Honestly, I feel like all these “latest big models” are kinda overhyped. Most of them either dump too much info or wander off track. Claude 4? Feels rushed, like it wants to answer fast but doesn’t really give you the best answer. GPT-5? Shockingly, I actually find it weaker than 4.1 — which was more balanced and thoughtful. And then there’s Gemini 2.5… low-key, I think it’s the best one out right now. It just feels more consistent, less chaotic, and actually useful throughout

1 Like

I think we get different experiences depending on what we are doing. Sometimes one model is way better at fixing one of my issues than another. It’s like talking to different people. Some people will know one subject better than another even if they have the same type of training, it’s just how they are. SO the models are the same. Find what works for you and use it and get used to it.
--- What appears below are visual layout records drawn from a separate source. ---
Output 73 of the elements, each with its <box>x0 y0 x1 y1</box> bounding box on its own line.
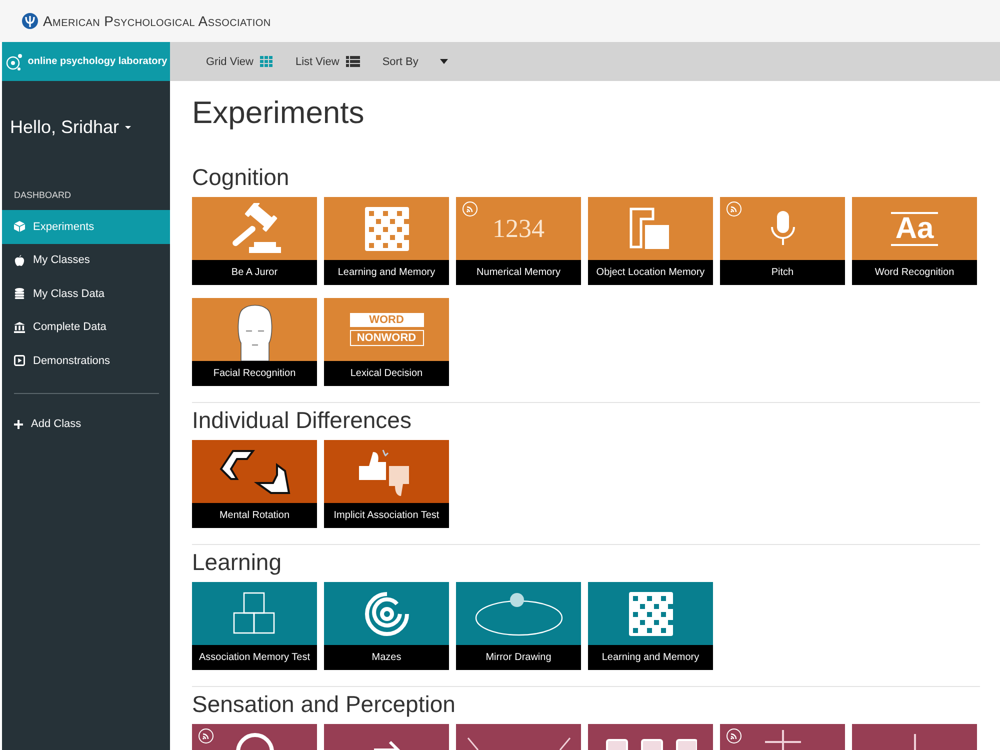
caret-icon <box>440 59 448 64</box>
nav-item[interactable]: Demonstrations <box>2 344 170 378</box>
tile-label: Numerical Memory <box>456 260 581 285</box>
list-icon <box>346 56 360 67</box>
category-heading: Cognition <box>192 164 290 191</box>
experiment-tile[interactable]: Association Memory Test <box>192 582 317 670</box>
experiment-tile[interactable]: Mental Rotation <box>192 440 317 528</box>
organization-name: American Psychological Association <box>43 13 271 29</box>
caret-icon[interactable] <box>125 126 132 130</box>
section-label: DASHBOARD <box>13 189 72 202</box>
page-title: Experiments <box>192 95 366 131</box>
experiment-tile[interactable]: WORD NONWORD Lexical Decision <box>324 298 449 386</box>
tile-label: Object Location Memory <box>588 260 713 285</box>
letters-artwork: Aa <box>891 212 938 246</box>
database-icon <box>14 288 25 300</box>
experiment-tile[interactable]: Facial Recognition <box>192 298 317 386</box>
list-view-button[interactable]: List View <box>295 56 360 68</box>
tile-label: Learning and Memory <box>588 645 713 670</box>
orbit-logo-icon <box>4 52 23 70</box>
nav-item-label: Demonstrations <box>33 354 110 367</box>
nav-item-label: Experiments <box>33 220 94 233</box>
experiment-tile[interactable]: Mazes <box>324 582 449 670</box>
experiment-tile[interactable]: Learning and Memory <box>588 582 713 670</box>
user-greeting[interactable]: Hello, Sridhar <box>10 117 120 138</box>
stacked-squares-icon <box>232 592 276 636</box>
tile-label: Lexical Decision <box>324 361 449 386</box>
sort-by-button[interactable]: Sort By <box>382 56 448 68</box>
maze-icon <box>364 590 410 636</box>
apple-icon <box>14 254 25 266</box>
experiment-tile[interactable]: Pitch <box>720 197 845 285</box>
experiment-tile[interactable]: Implicit Association Test <box>324 440 449 528</box>
add-class-item[interactable]: Add Class <box>2 408 170 441</box>
nav-item[interactable]: My Class Data <box>2 277 170 310</box>
lab-brand-name: online psychology laboratory <box>28 56 168 67</box>
experiment-tile[interactable]: 1234 Numerical Memory <box>456 197 581 285</box>
grid-icon <box>260 56 274 67</box>
add-class-label: Add Class <box>31 418 82 430</box>
nav-item-label: My Classes <box>33 254 90 266</box>
microphone-icon <box>770 210 796 246</box>
experiment-tile[interactable]: Learning and Memory <box>324 197 449 285</box>
nav-item[interactable]: Complete Data <box>2 310 170 344</box>
play-box-icon <box>14 355 25 366</box>
tile-label: Be A Juror <box>192 260 317 285</box>
tile-label: Mazes <box>324 645 449 670</box>
nav-item-label: My Class Data <box>33 288 105 300</box>
number-artwork: 1234 <box>492 214 544 244</box>
plus-icon <box>14 420 23 429</box>
dot-grid-icon <box>364 206 408 250</box>
tile-label: Association Memory Test <box>192 645 317 670</box>
nav-item[interactable]: My Classes <box>2 244 170 277</box>
tile-label: Word Recognition <box>852 260 977 285</box>
word-choice-artwork: WORD NONWORD <box>350 313 424 346</box>
dot-grid-icon <box>628 592 672 636</box>
category-heading: Sensation and Perception <box>192 691 456 718</box>
tile-label: Pitch <box>720 260 845 285</box>
crosshair-icon <box>762 728 802 750</box>
psi-logo-icon <box>22 13 38 29</box>
category-heading: Learning <box>192 549 283 576</box>
bank-icon <box>14 322 25 333</box>
cube-icon <box>14 221 25 232</box>
experiment-tile[interactable]: Object Location Memory <box>588 197 713 285</box>
grid-view-button[interactable]: Grid View <box>206 56 274 68</box>
tile-label: Facial Recognition <box>192 361 317 386</box>
category-heading: Individual Differences <box>192 407 412 434</box>
tile-label: Implicit Association Test <box>324 503 449 528</box>
tile-label: Mental Rotation <box>192 503 317 528</box>
nav-item-label: Complete Data <box>33 321 106 334</box>
tile-label: Learning and Memory <box>324 260 449 285</box>
ellipse-path-icon <box>474 592 564 636</box>
experiment-tile[interactable]: Mirror Drawing <box>456 582 581 670</box>
tile-label: Mirror Drawing <box>456 645 581 670</box>
experiment-tile[interactable]: Be A Juror <box>192 197 317 285</box>
experiment-tile[interactable]: Aa Word Recognition <box>852 197 977 285</box>
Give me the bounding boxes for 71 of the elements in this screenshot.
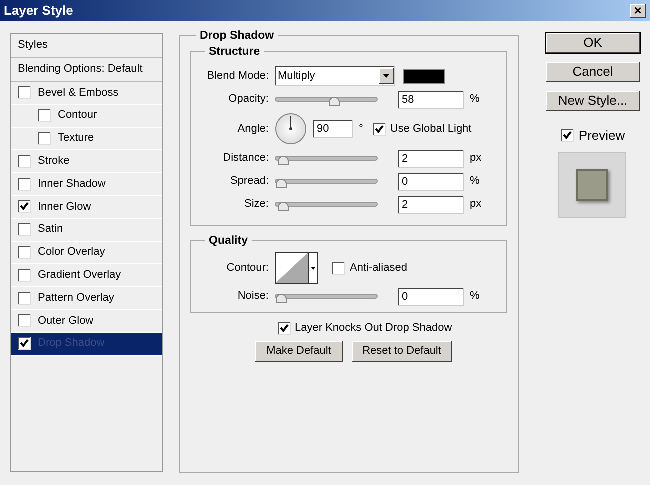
checkbox[interactable] (18, 314, 31, 328)
unit-label: % (470, 92, 480, 108)
style-list-item[interactable]: Pattern Overlay (11, 287, 162, 310)
number-field[interactable]: 0 (398, 172, 464, 190)
number-field[interactable]: 58 (398, 90, 464, 108)
button[interactable]: Cancel (546, 62, 640, 82)
checkbox[interactable] (18, 154, 31, 168)
style-list-item[interactable]: Blending Options: Default (11, 58, 162, 82)
slider-thumb[interactable] (278, 202, 289, 211)
style-list-item[interactable]: Inner Glow (11, 196, 162, 219)
unit-label: % (470, 174, 480, 190)
preview-swatch (576, 168, 608, 200)
button[interactable]: New Style... (546, 91, 640, 111)
style-list-item[interactable]: Gradient Overlay (11, 264, 162, 288)
caret-icon (310, 266, 316, 270)
number-field[interactable]: 2 (398, 196, 464, 214)
slider-thumb[interactable] (329, 97, 340, 106)
dropdown[interactable]: Multiply (275, 66, 395, 86)
style-list-item[interactable]: Contour (11, 104, 162, 128)
checkbox[interactable] (18, 178, 31, 191)
button[interactable]: Make Default (255, 340, 343, 362)
checkbox[interactable] (278, 322, 291, 335)
checkbox-label: Anti-aliased (350, 260, 408, 276)
slider-thumb[interactable] (276, 179, 287, 188)
field-label: Blend Mode: (206, 68, 269, 84)
field-label: Distance: (222, 151, 269, 166)
field-label: Opacity: (228, 92, 269, 108)
checkbox-label: Layer Knocks Out Drop Shadow (295, 321, 452, 336)
checkbox[interactable] (560, 129, 574, 142)
unit-label: px (470, 151, 482, 166)
number-field[interactable]: 0 (398, 288, 464, 306)
style-list-item[interactable]: Inner Shadow (11, 173, 162, 196)
caret-icon (379, 68, 394, 84)
field-label: Contour: (226, 260, 269, 276)
checkbox-label: Use Global Light (390, 122, 472, 137)
unit-label: px (470, 197, 482, 212)
style-list-item[interactable]: Stroke (11, 150, 162, 174)
style-list-item[interactable]: Color Overlay (11, 242, 162, 264)
close-button[interactable]: × (630, 4, 646, 18)
checkbox[interactable] (18, 292, 31, 305)
style-list-item[interactable]: Bevel & Emboss (11, 82, 162, 105)
unit-label: % (470, 289, 480, 304)
unit-label: ° (359, 122, 364, 137)
field-label: Noise: (236, 289, 269, 304)
checkbox[interactable] (38, 132, 51, 145)
field-label: Angle: (236, 122, 269, 137)
checkbox-label: Preview (578, 127, 626, 145)
checkbox[interactable] (18, 337, 31, 350)
angle-dial-icon[interactable] (275, 113, 307, 145)
number-field[interactable]: 90 (313, 120, 353, 138)
field-label: Spread: (229, 174, 269, 190)
button[interactable]: Reset to Default (352, 340, 452, 362)
window-title: Layer Style (4, 2, 74, 20)
slider-thumb[interactable] (278, 156, 289, 165)
color-swatch[interactable] (403, 68, 445, 84)
checkbox[interactable] (18, 200, 31, 214)
style-list-item[interactable]: Satin (11, 218, 162, 242)
checkbox[interactable] (373, 122, 386, 136)
checkbox[interactable] (38, 109, 51, 122)
style-list-item[interactable]: Texture (11, 128, 162, 150)
checkbox[interactable] (18, 223, 31, 236)
checkbox[interactable] (332, 262, 345, 274)
checkbox[interactable] (18, 246, 31, 259)
checkbox[interactable] (18, 268, 31, 282)
number-field[interactable]: 2 (398, 150, 464, 168)
style-list-item[interactable]: Styles (11, 34, 162, 58)
contour-picker[interactable] (275, 252, 318, 284)
checkbox[interactable] (18, 86, 31, 100)
slider-thumb[interactable] (276, 294, 287, 303)
button[interactable]: OK (546, 33, 640, 53)
field-label: Size: (244, 197, 269, 212)
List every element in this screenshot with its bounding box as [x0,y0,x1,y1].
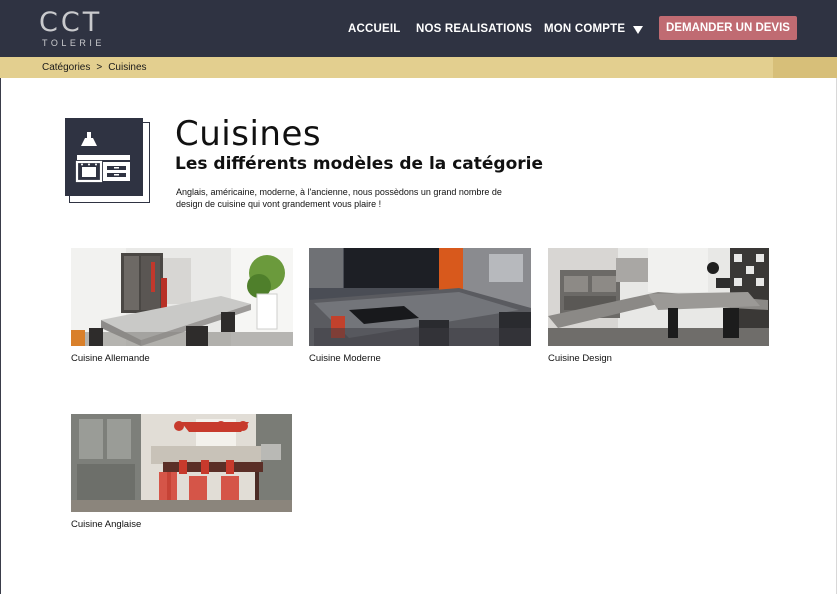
product-card-moderne[interactable]: Cuisine Moderne [309,248,531,364]
nav-link-accueil[interactable]: ACCUEIL [348,0,401,57]
kitchen-photo-moderne [309,248,531,346]
product-card-design[interactable]: Cuisine Design [548,248,769,364]
nav-label-compte: MON COMPTE [544,22,626,35]
category-description: Anglais, américaine, moderne, à l'ancien… [176,187,502,209]
breadcrumb-bar: Catégories > Cuisines [0,57,837,78]
product-name: Cuisine Allemande [71,353,150,364]
nav-label-accueil: ACCUEIL [348,22,401,35]
nav-dropdown-compte[interactable]: MON COMPTE [544,0,644,57]
product-name: Cuisine Design [548,353,612,364]
category-title: Cuisines [175,114,322,154]
page-border-left [0,57,1,594]
kitchen-photo-design [548,248,769,346]
nav-link-realisations[interactable]: NOS REALISATIONS [416,0,532,57]
brand-logo[interactable]: CCT TOLERIE [39,8,103,50]
product-name: Cuisine Moderne [309,353,381,364]
product-name: Cuisine Anglaise [71,519,142,530]
breadcrumb-link-categories[interactable]: Catégories [42,62,90,73]
logo-wordmark: CCT [39,7,103,38]
site-header: CCT TOLERIE ACCUEIL NOS REALISATIONS MON… [0,0,837,57]
breadcrumb-bar-shade [773,57,837,78]
caret-down-icon [633,25,644,34]
kitchen-photo-allemande [71,248,293,346]
breadcrumb-separator: > [96,62,103,73]
kitchen-photo-anglaise [71,414,292,512]
request-quote-button[interactable]: DEMANDER UN DEVIS [659,16,797,40]
breadcrumb-current: Cuisines [108,62,147,73]
logo-tagline: TOLERIE [42,38,105,48]
product-card-anglaise[interactable]: Cuisine Anglaise [71,414,292,530]
breadcrumb: Catégories > Cuisines [42,57,147,78]
product-card-allemande[interactable]: Cuisine Allemande [71,248,293,364]
kitchen-icon [65,118,143,196]
category-subtitle: Les différents modèles de la catégorie [175,154,543,174]
nav-label-realisations: NOS REALISATIONS [416,22,533,35]
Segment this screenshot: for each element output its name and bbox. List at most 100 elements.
Unfortunately we have to do this per-project and it takes a lot of time.

I do a lot of testing and the results are just vastly different, it’s not consistent so it’s very dependent on the end user and the codebase and the conceptual idea of the project itself.

1 Like

Claude 3.7 over Claude 4 – Grok4 beats Gemini - Gpt5 all models very good

They all are only as good as your prompts and rules.

Anthropic has some ketch-up requirements to fill

That’s exactly what I am doing, Gemini 2.5 Pro is more consistent in providing the exact output I want with little to no deviations, also the memory retention and call backs is just superb, my experience with GPT 5 is really bad in core development, it’s good in layering out ideas but implementation from start to finish is bad, it gets distracted from the main play and pay more attention to side quests

Cool to hear that there is at least one Gemini user :joy: I fele like that model is very underrated by the community and GPT’s and Antrophics are hyped to much

I’ve been using Claude Sonnet 4 mainly for coding tasks and Claude Opus 4.1 for system design. From my experience, GPT-5 clearly outperforms Sonnet 4 and is on par with Opus 4.1. The issue is that its integration with Cursor still feels immature or possibly buggy, which prevents GPT-5 from reaching more than about 60–70% of its real potential.